Jean essuya ses yeux, chercha à se distraire par la pensée de son frère qu'il aimait tendrement, et arriva assez gaiement à la demeure de sa tante Marine. Au moment d'entrer, il s'arrêta effrayé et surpris. Il entendait des cris étouffés, des gémissements, des sanglots.
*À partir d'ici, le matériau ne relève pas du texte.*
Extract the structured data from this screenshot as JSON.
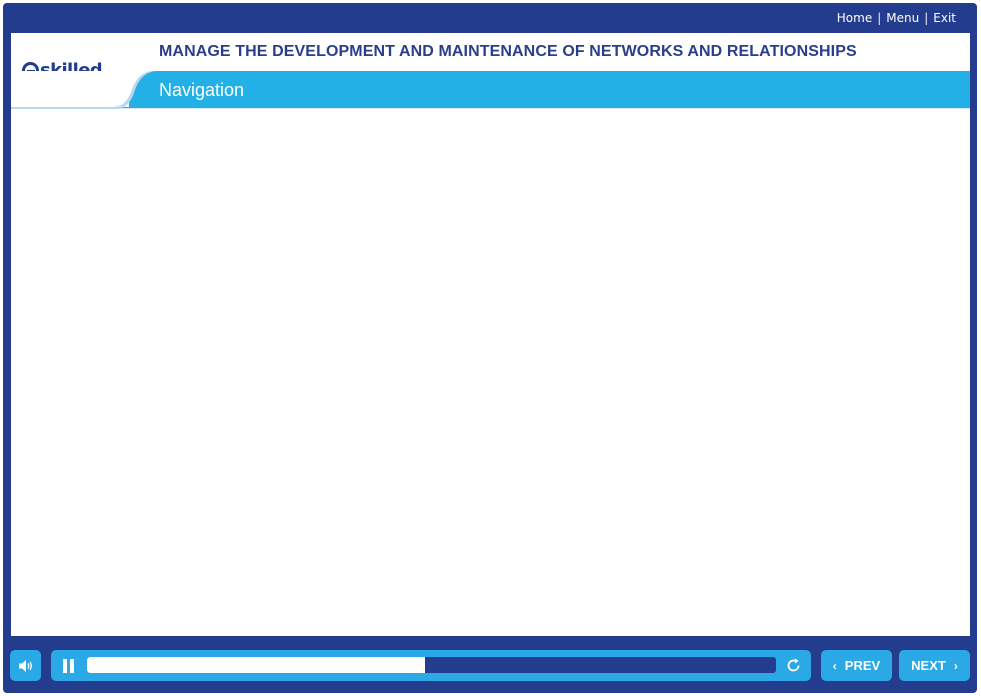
{
  "nav": {
    "home": "Home",
    "menu": "Menu",
    "exit": "Exit",
    "separator": "|"
  },
  "header": {
    "logo_text": "skilled",
    "course_title": "MANAGE THE DEVELOPMENT AND MAINTENANCE OF NETWORKS AND RELATIONSHIPS",
    "page_title": "Navigation"
  },
  "player": {
    "progress_fraction": 0.49,
    "audio_icon": "speaker-icon",
    "pause_icon": "pause-icon",
    "replay_icon": "replay-icon"
  },
  "buttons": {
    "prev_label": "PREV",
    "next_label": "NEXT",
    "prev_chevron": "‹",
    "next_chevron": "›"
  },
  "colors": {
    "frame": "#233c8e",
    "accent": "#2aa9e6",
    "banner": "#22b0e6",
    "title": "#2a3f8c"
  }
}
Il poussa vivement la porte; sa tante était seule et paraissait mécontente, mais ce n'était certainement pas elle qui avait poussé les cris et les gémissements qu'il venait d'entendre.

«Te voilà, petit Jean? dit-elle; que veux-tu?

JEAN.

Maman m'a envoyé savoir si Jeannot était prêt pour demain, ma tante, et s'il allait venir à la maison ce soir ou demain de grand matin pour partir ensemble.

LA TANTE.

Je ne peux pas venir à bout de ce garçon-là; il est là qui hurle depuis une heure; il ne veut pas m'obéir; je lui ai dit plus de dix fois d'aller te rejoindre chez ta mère. Il ne bouge pas plus qu'une pierre. L'entends-tu gémir et pleurer?

JEAN.

Où est-il donc, ma tante?

LA TANTE.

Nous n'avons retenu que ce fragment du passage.